Sunday Dinners

When I was in college in the late ’70s, one of my friends whose family lived in the town would bribe me to go to his Baptist church’s Sunday school for young adults by promising Sunday dinner at his grandmother’s house.  I wasn’t much of a hard party-er on Saturday nights, so it was no hardship to get up for Sunday school.  And it was worth it for the Sunday dinner.

Ron’s grandmother, Dodi, was a tiny woman somewhere in her late seventies.  She wore thick glasses and was hard of hearing.  She lived alone in a small house in a neighborhood that was on its way down, but still had a number of working-class people living there in rows of identical houses.  Dodi spent her entire week shopping for and preparing Sunday dinner for her family and whatever friends they brought along.  Usually the crowd was at least six people, and sometimes as many as eight or ten.

Dodi’s income was small, so she clipped coupons and watched the grocery store circulars in the paper, and made her plans.  She didn’t drive.  Sometimes one of her grandchildren would take her shopping, but often she took the bus to the grocery store and back.
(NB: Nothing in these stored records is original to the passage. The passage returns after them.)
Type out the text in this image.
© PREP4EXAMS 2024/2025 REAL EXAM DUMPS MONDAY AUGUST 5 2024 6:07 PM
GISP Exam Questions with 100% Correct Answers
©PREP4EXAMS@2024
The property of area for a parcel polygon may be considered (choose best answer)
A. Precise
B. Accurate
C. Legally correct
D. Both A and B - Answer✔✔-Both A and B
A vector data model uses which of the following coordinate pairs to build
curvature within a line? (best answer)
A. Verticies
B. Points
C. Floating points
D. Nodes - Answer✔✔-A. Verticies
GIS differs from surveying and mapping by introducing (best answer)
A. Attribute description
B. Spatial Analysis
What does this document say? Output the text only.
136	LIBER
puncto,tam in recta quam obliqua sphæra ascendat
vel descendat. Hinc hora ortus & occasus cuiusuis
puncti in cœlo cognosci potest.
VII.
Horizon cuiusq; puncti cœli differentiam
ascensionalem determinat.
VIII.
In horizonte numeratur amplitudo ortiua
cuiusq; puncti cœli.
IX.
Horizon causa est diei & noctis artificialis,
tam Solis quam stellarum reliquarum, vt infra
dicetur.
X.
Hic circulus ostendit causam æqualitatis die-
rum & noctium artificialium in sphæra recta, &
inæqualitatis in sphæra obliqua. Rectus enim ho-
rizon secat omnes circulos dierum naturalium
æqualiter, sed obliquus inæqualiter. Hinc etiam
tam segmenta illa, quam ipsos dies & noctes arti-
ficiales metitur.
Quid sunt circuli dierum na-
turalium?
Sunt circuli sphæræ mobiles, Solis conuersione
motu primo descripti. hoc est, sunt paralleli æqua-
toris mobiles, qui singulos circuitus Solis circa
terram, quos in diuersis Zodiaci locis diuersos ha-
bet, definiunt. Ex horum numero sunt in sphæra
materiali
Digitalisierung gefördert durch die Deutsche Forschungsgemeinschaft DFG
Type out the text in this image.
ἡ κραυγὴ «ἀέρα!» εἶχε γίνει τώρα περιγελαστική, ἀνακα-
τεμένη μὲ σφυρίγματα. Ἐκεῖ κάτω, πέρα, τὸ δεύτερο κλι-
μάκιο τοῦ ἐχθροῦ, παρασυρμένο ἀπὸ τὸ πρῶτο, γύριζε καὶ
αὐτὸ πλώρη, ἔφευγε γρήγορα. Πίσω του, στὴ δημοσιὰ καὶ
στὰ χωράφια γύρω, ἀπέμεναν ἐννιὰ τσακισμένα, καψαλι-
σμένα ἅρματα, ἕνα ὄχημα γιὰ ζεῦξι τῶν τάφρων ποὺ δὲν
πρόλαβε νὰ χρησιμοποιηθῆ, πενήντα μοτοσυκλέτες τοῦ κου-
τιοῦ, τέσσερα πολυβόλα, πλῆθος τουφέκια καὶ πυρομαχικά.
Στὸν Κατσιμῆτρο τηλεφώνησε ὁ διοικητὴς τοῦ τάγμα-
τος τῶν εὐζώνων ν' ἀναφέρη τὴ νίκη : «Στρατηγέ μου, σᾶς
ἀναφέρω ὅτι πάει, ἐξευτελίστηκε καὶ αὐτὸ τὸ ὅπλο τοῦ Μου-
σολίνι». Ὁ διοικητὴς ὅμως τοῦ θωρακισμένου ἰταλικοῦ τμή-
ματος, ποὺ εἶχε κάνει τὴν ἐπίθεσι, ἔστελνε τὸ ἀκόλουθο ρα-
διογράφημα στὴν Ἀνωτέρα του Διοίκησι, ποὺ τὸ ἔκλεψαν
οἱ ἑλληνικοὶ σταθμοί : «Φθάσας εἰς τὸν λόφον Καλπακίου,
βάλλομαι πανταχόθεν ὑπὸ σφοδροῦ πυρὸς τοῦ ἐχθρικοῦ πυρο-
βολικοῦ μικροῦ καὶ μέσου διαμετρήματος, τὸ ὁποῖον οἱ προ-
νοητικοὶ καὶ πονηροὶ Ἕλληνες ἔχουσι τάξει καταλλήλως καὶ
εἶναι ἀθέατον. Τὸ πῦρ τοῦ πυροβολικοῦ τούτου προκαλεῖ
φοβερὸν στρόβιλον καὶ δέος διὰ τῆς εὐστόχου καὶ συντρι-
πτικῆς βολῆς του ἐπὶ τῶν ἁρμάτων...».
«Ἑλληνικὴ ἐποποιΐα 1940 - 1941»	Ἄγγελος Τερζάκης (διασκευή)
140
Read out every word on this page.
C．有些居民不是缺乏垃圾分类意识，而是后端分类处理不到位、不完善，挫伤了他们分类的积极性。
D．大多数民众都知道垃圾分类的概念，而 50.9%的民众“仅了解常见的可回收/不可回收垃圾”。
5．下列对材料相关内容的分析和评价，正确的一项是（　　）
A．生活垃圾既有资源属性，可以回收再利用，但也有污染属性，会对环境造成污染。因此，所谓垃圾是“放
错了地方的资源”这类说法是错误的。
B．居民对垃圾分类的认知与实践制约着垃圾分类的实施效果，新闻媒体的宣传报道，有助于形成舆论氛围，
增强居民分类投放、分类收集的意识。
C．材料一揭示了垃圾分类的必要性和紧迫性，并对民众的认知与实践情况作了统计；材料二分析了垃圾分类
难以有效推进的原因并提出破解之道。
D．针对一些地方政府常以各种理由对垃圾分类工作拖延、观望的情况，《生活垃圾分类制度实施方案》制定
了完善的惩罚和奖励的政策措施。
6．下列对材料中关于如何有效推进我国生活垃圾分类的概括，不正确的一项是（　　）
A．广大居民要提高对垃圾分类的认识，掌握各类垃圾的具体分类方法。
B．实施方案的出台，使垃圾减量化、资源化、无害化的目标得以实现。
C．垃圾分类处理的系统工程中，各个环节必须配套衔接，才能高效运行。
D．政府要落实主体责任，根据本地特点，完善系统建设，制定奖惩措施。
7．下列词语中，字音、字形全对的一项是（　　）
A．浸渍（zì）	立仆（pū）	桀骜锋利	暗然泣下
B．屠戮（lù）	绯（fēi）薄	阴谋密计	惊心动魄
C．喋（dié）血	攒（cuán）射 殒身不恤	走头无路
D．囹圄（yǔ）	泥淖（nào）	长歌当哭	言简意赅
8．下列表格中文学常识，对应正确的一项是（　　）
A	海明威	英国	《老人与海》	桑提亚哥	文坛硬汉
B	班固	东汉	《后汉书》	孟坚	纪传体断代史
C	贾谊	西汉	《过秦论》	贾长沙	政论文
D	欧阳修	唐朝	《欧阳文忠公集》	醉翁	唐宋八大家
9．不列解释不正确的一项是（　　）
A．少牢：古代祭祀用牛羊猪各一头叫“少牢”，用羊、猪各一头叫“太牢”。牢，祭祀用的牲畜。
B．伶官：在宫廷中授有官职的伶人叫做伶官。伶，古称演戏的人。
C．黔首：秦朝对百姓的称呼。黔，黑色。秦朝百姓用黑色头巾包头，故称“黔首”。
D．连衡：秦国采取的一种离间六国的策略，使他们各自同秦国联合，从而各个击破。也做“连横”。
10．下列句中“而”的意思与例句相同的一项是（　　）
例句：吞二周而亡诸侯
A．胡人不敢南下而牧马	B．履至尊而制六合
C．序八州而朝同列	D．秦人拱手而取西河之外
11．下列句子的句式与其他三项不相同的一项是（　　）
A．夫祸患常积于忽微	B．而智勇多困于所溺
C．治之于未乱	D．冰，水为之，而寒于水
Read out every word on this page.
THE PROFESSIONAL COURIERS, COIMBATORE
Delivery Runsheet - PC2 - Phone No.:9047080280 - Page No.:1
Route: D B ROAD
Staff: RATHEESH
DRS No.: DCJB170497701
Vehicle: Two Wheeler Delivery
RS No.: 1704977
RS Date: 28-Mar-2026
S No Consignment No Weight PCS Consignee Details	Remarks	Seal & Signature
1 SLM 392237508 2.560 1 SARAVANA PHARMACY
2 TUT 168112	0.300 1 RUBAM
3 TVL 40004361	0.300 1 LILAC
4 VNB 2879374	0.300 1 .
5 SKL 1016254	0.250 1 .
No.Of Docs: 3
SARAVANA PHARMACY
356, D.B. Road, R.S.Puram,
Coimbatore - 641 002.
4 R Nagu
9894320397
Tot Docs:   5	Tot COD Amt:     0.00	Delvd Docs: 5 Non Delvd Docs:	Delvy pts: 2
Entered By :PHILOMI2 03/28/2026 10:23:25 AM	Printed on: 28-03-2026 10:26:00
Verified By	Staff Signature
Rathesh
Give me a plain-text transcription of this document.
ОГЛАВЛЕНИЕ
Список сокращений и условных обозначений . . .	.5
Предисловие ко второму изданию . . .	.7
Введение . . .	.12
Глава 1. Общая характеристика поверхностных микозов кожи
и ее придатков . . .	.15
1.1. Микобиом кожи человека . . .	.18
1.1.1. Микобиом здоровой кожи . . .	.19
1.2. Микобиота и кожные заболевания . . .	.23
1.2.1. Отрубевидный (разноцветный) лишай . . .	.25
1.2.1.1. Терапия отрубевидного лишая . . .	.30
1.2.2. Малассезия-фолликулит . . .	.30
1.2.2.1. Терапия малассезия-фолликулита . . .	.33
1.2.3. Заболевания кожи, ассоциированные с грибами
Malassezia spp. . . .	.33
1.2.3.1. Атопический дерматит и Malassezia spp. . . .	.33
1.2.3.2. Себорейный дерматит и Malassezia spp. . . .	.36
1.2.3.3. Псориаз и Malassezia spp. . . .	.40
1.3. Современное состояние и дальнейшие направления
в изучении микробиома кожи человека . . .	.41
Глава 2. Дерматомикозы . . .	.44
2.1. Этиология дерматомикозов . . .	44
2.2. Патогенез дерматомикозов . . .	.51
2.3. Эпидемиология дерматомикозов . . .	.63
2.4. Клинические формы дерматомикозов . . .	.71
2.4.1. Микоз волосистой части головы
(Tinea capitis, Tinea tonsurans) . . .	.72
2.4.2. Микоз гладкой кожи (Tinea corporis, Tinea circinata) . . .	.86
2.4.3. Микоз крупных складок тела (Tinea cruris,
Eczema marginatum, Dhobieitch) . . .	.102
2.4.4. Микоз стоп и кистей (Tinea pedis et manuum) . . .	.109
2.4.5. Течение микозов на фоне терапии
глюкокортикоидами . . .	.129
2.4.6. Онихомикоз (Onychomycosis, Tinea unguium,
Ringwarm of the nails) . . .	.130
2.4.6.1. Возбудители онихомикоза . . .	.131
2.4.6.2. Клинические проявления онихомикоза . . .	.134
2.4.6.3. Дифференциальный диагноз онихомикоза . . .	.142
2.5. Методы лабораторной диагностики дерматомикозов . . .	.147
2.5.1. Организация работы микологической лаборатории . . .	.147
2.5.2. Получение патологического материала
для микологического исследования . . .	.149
After Sunday school and church we would go over to her house around noon for dinner.  Her meals always featured several dishes of classic Southern food like fried chicken and mashed potatoes, green beans, biscuits, or ham, or meatloaf, and casseroles from Good Housekeeping or recipes in the newspaper.  Sometimes there was a Jello salad, a favorite treat for women of her generation.  There was always pie or cake for dessert.  It was plain food but always delicious to me.  As I recall, we served ourselves buffet-style and ate in the kitchen if the group was smaller.  I remember a linoleum floor and white metal cabinets.

Her daughter or one of the grandchildren invariably complained about something she’d cooked.  They made fun of her because she couldn’t hear, and because all she talked about was the shopping she’d done and how much she’d saved with her coupons and bargain-hunting.  She just laughed at what they said.  I think it hurt my feelings more than it hurt hers, but maybe she just couldn’t hear what they were saying.

I wondered, why does she go to so much trouble?  She was old and she had to be tired from trudging back and forth with groceries and doing all that cooking.  It’s taken me years to understand why.  She wanted to see her family, pure and simple, and making a meal was a sure way to get them to come.  Cooking for her was how she showed her love.  Planning and making the meal every week gave her something to do and something to look forward to.  It was an event she could count on.

Four or five years later she developed dementia, and the Sunday dinners went away, never to come back.  No one else in the family stepped up to carry them on, except for Thanksgiving and Christmas.